This year has been a rocky one for the more than 169,000 Coloradans who receive health coverage through Connect for Health Colorado, including the roughly 37,000 local small business owners and solo entrepreneurs who depend on the marketplace for quality, affordable health insurance. Between dogged Republican attempts to repeal the Affordable Care Act without an adequate replacement plan, and President Donald Trump’s inability to commit to making federal payments that subsidize insurance for low-income individuals, the ACA marketplaces are less stable than they were just 12 months ago. Now more than ever, we need a bipartisan plan to improve the ACA, and fortunately lawmakers like Gov. John Hickenlooper have taken a first step in that direction.
“The current state of our individual market is unsustainable, and we can all agree this is a problem that needs to be fixed,” Hickenlooper and Ohio Gov. John Kasich said in a recent letter to congressional lawmakers. “Governors have already made restoring stability and affordability in this market a priority, and we look forward to partnering with you in this effort.”
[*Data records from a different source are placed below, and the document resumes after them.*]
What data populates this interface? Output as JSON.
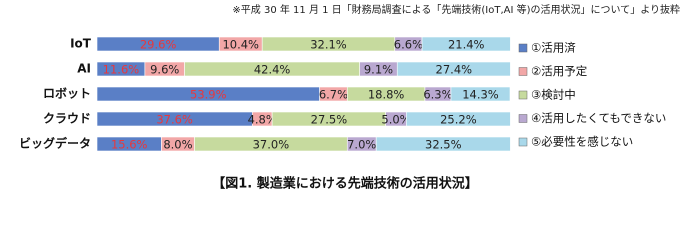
{
  "chart_data": {
    "type": "stacked_bar_horizontal",
    "source_note": "※平成 30 年 11 月 1 日「財務局調査による「先端技術(IoT,AI 等)の活用状況」について」より抜粋",
    "title": "【図1. 製造業における先端技術の活用状況】",
    "categories": [
      "IoT",
      "AI",
      "ロボット",
      "クラウド",
      "ビッグデータ"
    ],
    "xlim": [
      0,
      100
    ],
    "series": [
      {
        "name": "①活用済",
        "color": "#5a7fc6",
        "label_color": "#e8383d",
        "values": [
          29.6,
          11.6,
          53.9,
          37.6,
          15.6
        ],
        "value_labels": [
          "29.6%",
          "11.6%",
          "53.9%",
          "37.6%",
          "15.6%"
        ]
      },
      {
        "name": "②活用予定",
        "color": "#f2a7a7",
        "label_color": "#222222",
        "values": [
          10.4,
          9.6,
          6.7,
          4.8,
          8.0
        ],
        "value_labels": [
          "10.4%",
          "9.6%",
          "6.7%",
          "4.8%",
          "8.0%"
        ]
      },
      {
        "name": "③検討中",
        "color": "#c6da9e",
        "label_color": "#222222",
        "values": [
          32.1,
          42.4,
          18.8,
          27.5,
          37.0
        ],
        "value_labels": [
          "32.1%",
          "42.4%",
          "18.8%",
          "27.5%",
          "37.0%"
        ]
      },
      {
        "name": "④活用したくてもできない",
        "color": "#b9a8d0",
        "label_color": "#222222",
        "values": [
          6.6,
          9.1,
          6.3,
          5.0,
          7.0
        ],
        "value_labels": [
          "6.6%",
          "9.1%",
          "6.3%",
          "5.0%",
          "7.0%"
        ]
      },
      {
        "name": "⑤必要性を感じない",
        "color": "#a9d8ea",
        "label_color": "#222222",
        "values": [
          21.4,
          27.4,
          14.3,
          25.2,
          32.5
        ],
        "value_labels": [
          "21.4%",
          "27.4%",
          "14.3%",
          "25.2%",
          "32.5%"
        ]
      }
    ]
  }
}
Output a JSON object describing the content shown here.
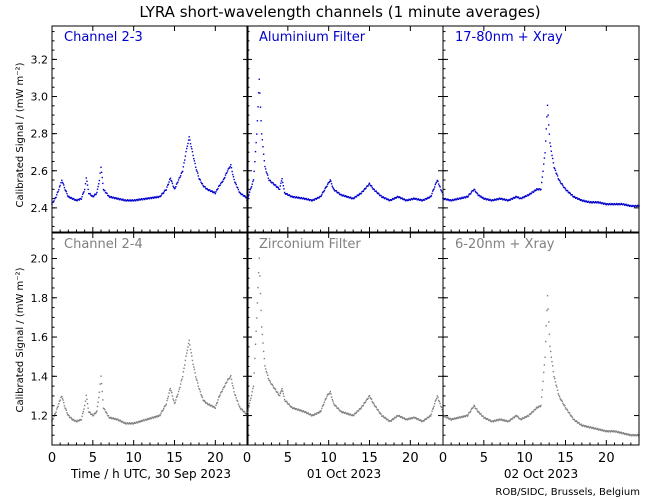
{
  "title": "LYRA short-wavelength channels (1 minute averages)",
  "ylabel": "Calibrated Signal / (mW m⁻²)",
  "credit": "ROB/SIDC, Brussels, Belgium",
  "xlabels": [
    "Time / h UTC, 30 Sep 2023",
    "01 Oct 2023",
    "02 Oct 2023"
  ],
  "xticks": [
    0,
    5,
    10,
    15,
    20
  ],
  "colors": {
    "top": "#0000cc",
    "bottom": "#808080",
    "axis": "#000000"
  },
  "chart_data": [
    {
      "type": "scatter",
      "row": "top",
      "ylim": [
        2.27,
        3.38
      ],
      "yticks": [
        2.4,
        2.6,
        2.8,
        3.0,
        3.2
      ],
      "panels": [
        {
          "name": "Channel 2-3",
          "day": "30 Sep 2023",
          "gaps": [
            [
              10.3,
              13.2
            ]
          ],
          "points": [
            [
              0,
              2.42
            ],
            [
              0.5,
              2.46
            ],
            [
              1,
              2.52
            ],
            [
              1.2,
              2.55
            ],
            [
              1.6,
              2.5
            ],
            [
              2,
              2.46
            ],
            [
              2.5,
              2.45
            ],
            [
              3,
              2.44
            ],
            [
              3.6,
              2.45
            ],
            [
              4,
              2.5
            ],
            [
              4.2,
              2.56
            ],
            [
              4.5,
              2.48
            ],
            [
              5,
              2.46
            ],
            [
              5.5,
              2.48
            ],
            [
              5.8,
              2.55
            ],
            [
              6,
              2.62
            ],
            [
              6.3,
              2.5
            ],
            [
              7,
              2.46
            ],
            [
              8,
              2.45
            ],
            [
              9,
              2.44
            ],
            [
              10,
              2.44
            ],
            [
              13.2,
              2.46
            ],
            [
              14,
              2.5
            ],
            [
              14.5,
              2.56
            ],
            [
              15,
              2.5
            ],
            [
              15.5,
              2.55
            ],
            [
              16,
              2.6
            ],
            [
              16.5,
              2.72
            ],
            [
              16.8,
              2.78
            ],
            [
              17.2,
              2.7
            ],
            [
              17.6,
              2.62
            ],
            [
              18,
              2.56
            ],
            [
              18.5,
              2.52
            ],
            [
              19,
              2.5
            ],
            [
              20,
              2.48
            ],
            [
              20.5,
              2.52
            ],
            [
              21,
              2.55
            ],
            [
              21.5,
              2.6
            ],
            [
              21.9,
              2.63
            ],
            [
              22.3,
              2.55
            ],
            [
              23,
              2.48
            ],
            [
              24,
              2.45
            ]
          ]
        },
        {
          "name": "Aluminium Filter",
          "day": "01 Oct 2023",
          "gaps": [],
          "points": [
            [
              0,
              2.44
            ],
            [
              0.8,
              2.55
            ],
            [
              1.2,
              2.8
            ],
            [
              1.5,
              3.09
            ],
            [
              1.8,
              2.8
            ],
            [
              2.2,
              2.62
            ],
            [
              2.7,
              2.55
            ],
            [
              3.5,
              2.52
            ],
            [
              4,
              2.5
            ],
            [
              4.3,
              2.56
            ],
            [
              4.6,
              2.48
            ],
            [
              5.5,
              2.46
            ],
            [
              7,
              2.45
            ],
            [
              8,
              2.44
            ],
            [
              9,
              2.46
            ],
            [
              9.8,
              2.52
            ],
            [
              10.2,
              2.55
            ],
            [
              10.6,
              2.5
            ],
            [
              11.5,
              2.47
            ],
            [
              13,
              2.45
            ],
            [
              14,
              2.48
            ],
            [
              15,
              2.53
            ],
            [
              15.5,
              2.5
            ],
            [
              16.5,
              2.46
            ],
            [
              17.5,
              2.44
            ],
            [
              18.5,
              2.46
            ],
            [
              19.5,
              2.44
            ],
            [
              20.5,
              2.45
            ],
            [
              21.5,
              2.44
            ],
            [
              22.5,
              2.46
            ],
            [
              23.3,
              2.55
            ],
            [
              24,
              2.47
            ]
          ]
        },
        {
          "name": "17-80nm + Xray",
          "day": "02 Oct 2023",
          "gaps": [],
          "points": [
            [
              0,
              2.45
            ],
            [
              1,
              2.44
            ],
            [
              2,
              2.45
            ],
            [
              3,
              2.46
            ],
            [
              3.8,
              2.5
            ],
            [
              4.3,
              2.47
            ],
            [
              5,
              2.45
            ],
            [
              6,
              2.44
            ],
            [
              7,
              2.45
            ],
            [
              8,
              2.44
            ],
            [
              9,
              2.46
            ],
            [
              9.5,
              2.45
            ],
            [
              10.5,
              2.47
            ],
            [
              11.5,
              2.5
            ],
            [
              12,
              2.5
            ],
            [
              12.5,
              2.7
            ],
            [
              12.8,
              2.95
            ],
            [
              13.1,
              2.75
            ],
            [
              13.6,
              2.62
            ],
            [
              14.2,
              2.55
            ],
            [
              15,
              2.5
            ],
            [
              16,
              2.46
            ],
            [
              17,
              2.44
            ],
            [
              18,
              2.43
            ],
            [
              19,
              2.43
            ],
            [
              20,
              2.42
            ],
            [
              21,
              2.42
            ],
            [
              22,
              2.42
            ],
            [
              23,
              2.41
            ],
            [
              24,
              2.41
            ]
          ]
        }
      ]
    },
    {
      "type": "scatter",
      "row": "bottom",
      "ylim": [
        1.05,
        2.13
      ],
      "yticks": [
        1.2,
        1.4,
        1.6,
        1.8,
        2.0
      ],
      "panels": [
        {
          "name": "Channel 2-4",
          "day": "30 Sep 2023",
          "gaps": [
            [
              10.3,
              13.2
            ]
          ],
          "points": [
            [
              0,
              1.17
            ],
            [
              0.5,
              1.22
            ],
            [
              1,
              1.28
            ],
            [
              1.2,
              1.3
            ],
            [
              1.6,
              1.24
            ],
            [
              2,
              1.2
            ],
            [
              2.5,
              1.18
            ],
            [
              3,
              1.17
            ],
            [
              3.6,
              1.18
            ],
            [
              4,
              1.25
            ],
            [
              4.2,
              1.3
            ],
            [
              4.5,
              1.22
            ],
            [
              5,
              1.2
            ],
            [
              5.5,
              1.22
            ],
            [
              5.8,
              1.32
            ],
            [
              6,
              1.4
            ],
            [
              6.3,
              1.24
            ],
            [
              7,
              1.19
            ],
            [
              8,
              1.18
            ],
            [
              9,
              1.16
            ],
            [
              10,
              1.16
            ],
            [
              13.2,
              1.2
            ],
            [
              14,
              1.26
            ],
            [
              14.5,
              1.34
            ],
            [
              15,
              1.26
            ],
            [
              15.5,
              1.32
            ],
            [
              16,
              1.4
            ],
            [
              16.5,
              1.52
            ],
            [
              16.8,
              1.58
            ],
            [
              17.2,
              1.48
            ],
            [
              17.6,
              1.4
            ],
            [
              18,
              1.34
            ],
            [
              18.5,
              1.28
            ],
            [
              19,
              1.26
            ],
            [
              20,
              1.24
            ],
            [
              20.5,
              1.3
            ],
            [
              21,
              1.34
            ],
            [
              21.5,
              1.38
            ],
            [
              21.9,
              1.4
            ],
            [
              22.3,
              1.32
            ],
            [
              23,
              1.24
            ],
            [
              24,
              1.2
            ]
          ]
        },
        {
          "name": "Zirconium Filter",
          "day": "01 Oct 2023",
          "gaps": [],
          "points": [
            [
              0,
              1.2
            ],
            [
              0.8,
              1.35
            ],
            [
              1.2,
              1.7
            ],
            [
              1.5,
              2.0
            ],
            [
              1.8,
              1.65
            ],
            [
              2.2,
              1.45
            ],
            [
              2.7,
              1.38
            ],
            [
              3.5,
              1.33
            ],
            [
              4,
              1.3
            ],
            [
              4.3,
              1.34
            ],
            [
              4.6,
              1.28
            ],
            [
              5.5,
              1.24
            ],
            [
              7,
              1.22
            ],
            [
              8,
              1.2
            ],
            [
              9,
              1.22
            ],
            [
              9.8,
              1.3
            ],
            [
              10.2,
              1.32
            ],
            [
              10.6,
              1.26
            ],
            [
              11.5,
              1.22
            ],
            [
              13,
              1.2
            ],
            [
              14,
              1.24
            ],
            [
              15,
              1.3
            ],
            [
              15.5,
              1.26
            ],
            [
              16.5,
              1.2
            ],
            [
              17.5,
              1.17
            ],
            [
              18.5,
              1.2
            ],
            [
              19.5,
              1.18
            ],
            [
              20.5,
              1.19
            ],
            [
              21.5,
              1.17
            ],
            [
              22.5,
              1.2
            ],
            [
              23.3,
              1.3
            ],
            [
              24,
              1.22
            ]
          ]
        },
        {
          "name": "6-20nm + Xray",
          "day": "02 Oct 2023",
          "gaps": [],
          "points": [
            [
              0,
              1.2
            ],
            [
              1,
              1.18
            ],
            [
              2,
              1.19
            ],
            [
              3,
              1.2
            ],
            [
              3.8,
              1.25
            ],
            [
              4.3,
              1.22
            ],
            [
              5,
              1.19
            ],
            [
              6,
              1.17
            ],
            [
              7,
              1.18
            ],
            [
              8,
              1.17
            ],
            [
              9,
              1.2
            ],
            [
              9.5,
              1.18
            ],
            [
              10.5,
              1.2
            ],
            [
              11.5,
              1.24
            ],
            [
              12,
              1.25
            ],
            [
              12.5,
              1.5
            ],
            [
              12.8,
              1.81
            ],
            [
              13.1,
              1.55
            ],
            [
              13.6,
              1.4
            ],
            [
              14.2,
              1.3
            ],
            [
              15,
              1.24
            ],
            [
              16,
              1.18
            ],
            [
              17,
              1.15
            ],
            [
              18,
              1.14
            ],
            [
              19,
              1.13
            ],
            [
              20,
              1.12
            ],
            [
              21,
              1.12
            ],
            [
              22,
              1.11
            ],
            [
              23,
              1.1
            ],
            [
              24,
              1.1
            ]
          ]
        }
      ]
    }
  ]
}
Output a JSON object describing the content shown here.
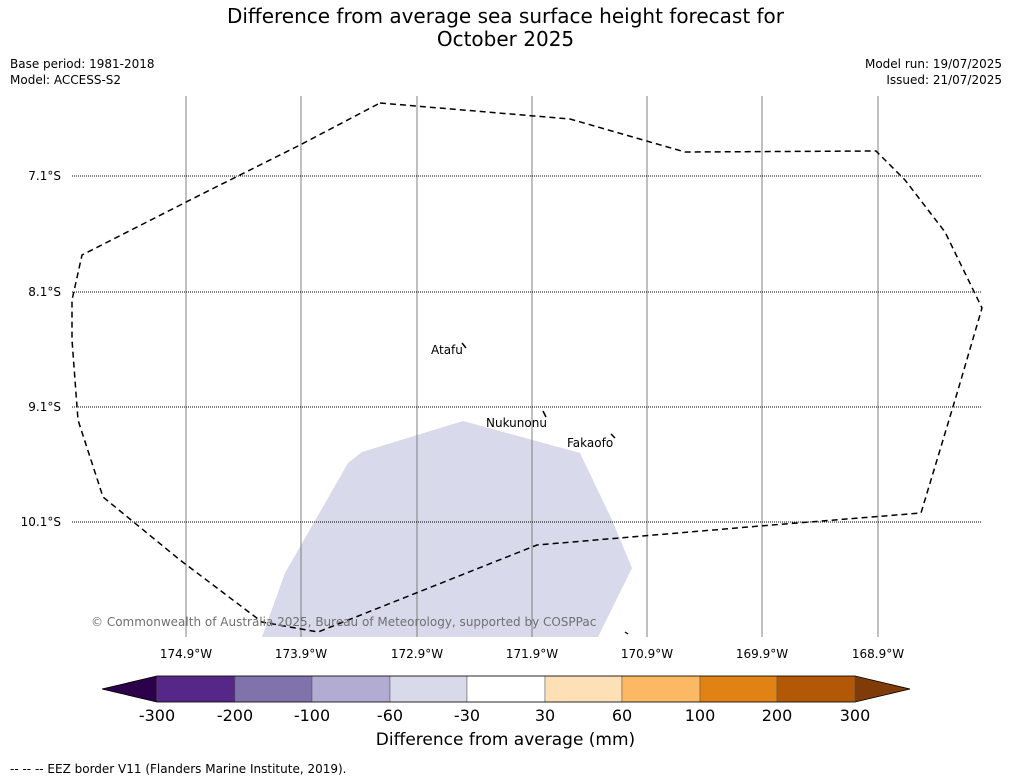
{
  "title_line1": "Difference from average sea surface height forecast for",
  "title_line2": "October 2025",
  "meta_left": {
    "base_period": "Base period: 1981-2018",
    "model": "Model: ACCESS-S2"
  },
  "meta_right": {
    "model_run": "Model run: 19/07/2025",
    "issued": "Issued: 21/07/2025"
  },
  "map": {
    "lon_ticks": [
      "174.9°W",
      "173.9°W",
      "172.9°W",
      "171.9°W",
      "170.9°W",
      "169.9°W",
      "168.9°W"
    ],
    "lat_ticks": [
      "7.1°S",
      "8.1°S",
      "9.1°S",
      "10.1°S"
    ],
    "places": [
      {
        "name": "Atafu"
      },
      {
        "name": "Nukunonu"
      },
      {
        "name": "Fakaofo"
      }
    ],
    "anomaly_fill_color": "#d8d9ea",
    "copyright": "© Commonwealth of Australia 2025, Bureau of Meteorology, supported by COSPPac"
  },
  "colorbar": {
    "label": "Difference from average (mm)",
    "ticks": [
      "-300",
      "-200",
      "-100",
      "-60",
      "-30",
      "30",
      "60",
      "100",
      "200",
      "300"
    ],
    "colors": [
      "#2d004b",
      "#542788",
      "#8073ac",
      "#b2abd2",
      "#d8daeb",
      "#ffffff",
      "#fee0b6",
      "#fdb863",
      "#e08214",
      "#b35806",
      "#7f3b08"
    ]
  },
  "footer": "--  --  -- EEZ border V11 (Flanders Marine Institute, 2019)."
}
Something must be done now to strengthen the health of marketplaces, particularly because President Trump refuses to guarantee the future of federal ACA cost-sharing subsidies, which are a pillar of the health system. Under the health care law, insurance companies receive payments from the federal government known as cost-sharing reduction subsidies that are used to lower the deductibles and co-pays of low-income enrollees. The Congressional Budget Office recently estimated that discontinuing these payments would cause insurance premiums to skyrocket by 20 percent next year and 25 percent by 2020. In addition to raising premiums, the CBO report finds ending the CSRs would actually increase the federal deficit by $194 billion because consumers would need additional tax credits to offset premiums and it would cause a million people to lose health insurance coverage.
Ending these subsidies would also likely result in a mass exodus from the individual market by insurance companies, meaning an unknown number of entrepreneurs would be unable to afford health coverage for themselves and their employees, while aspiring entrepreneurs would be unable to start a new business at all because they won’t be able to access affordable health coverage.
To end the politically-created uncertainty surrounding the ACA, Hickenlooper and Kasich wisely proposed continuing the CSR payments. They also called on Congress to establish a temporary fund states could use to create reinsurance programs that would reduce premiums, temporarily keeping the individual mandate in place and encouraging the federal government to offer robust health care education and outreach, which helps increase participation in the ACA.
Additionally, the Hickenlooper/Kasich plan calls on the federal government to bolster federal risk-sharing mechanisms, including risk adjustments and reinsurance to stabilize risk pools, and to maximize market participation by encouraging young people to obtain insurance.
While their plan is not perfect and lacks some specific details about how some of these proposals would work, it has many good ideas and would be a great start to the process of strengthening the ACA. There is much more, however, that should be done to bring greater stability to the ACA marketplaces. For example, the reinsurance program Hickenlooper and Kasich proposed should be made permanent because it would help stabilize premiums in the individual marketplaces by protecting insurers from big financial losses. What’s more, continuing Medicaid expansion would go a long way in states like Colorado, which already saw 100,000 people gain insurance through the growth of that program under the ACA. Additionally, we must provide more options for consumers in counties that have few participating insurers in the ACA marketplaces, for example by allowing them to purchase plans through the Federal Employee Health Benefits Program.
Now that efforts to repeal the ACA have stalled, Colorado’s small firms need President Trump and his allies to stop risking the health coverage of thousands of local small business owners and their employees, stop using health care as a political pawn, and stop undercutting the ACA. Entrepreneurship will not thrive without easily obtainable, quality health insurance, and the reality is that only federal lawmakers can take the steps needed to guarantee that this insurance coverage will remain available. Congress should follow Gov. Hickenlooper’s example and start making positive health care policy immediately — Colorado’s economy and more than a half-million small businesses depend on it.
Emily Dewey is the Colorado outreach manager for Small Business Majority.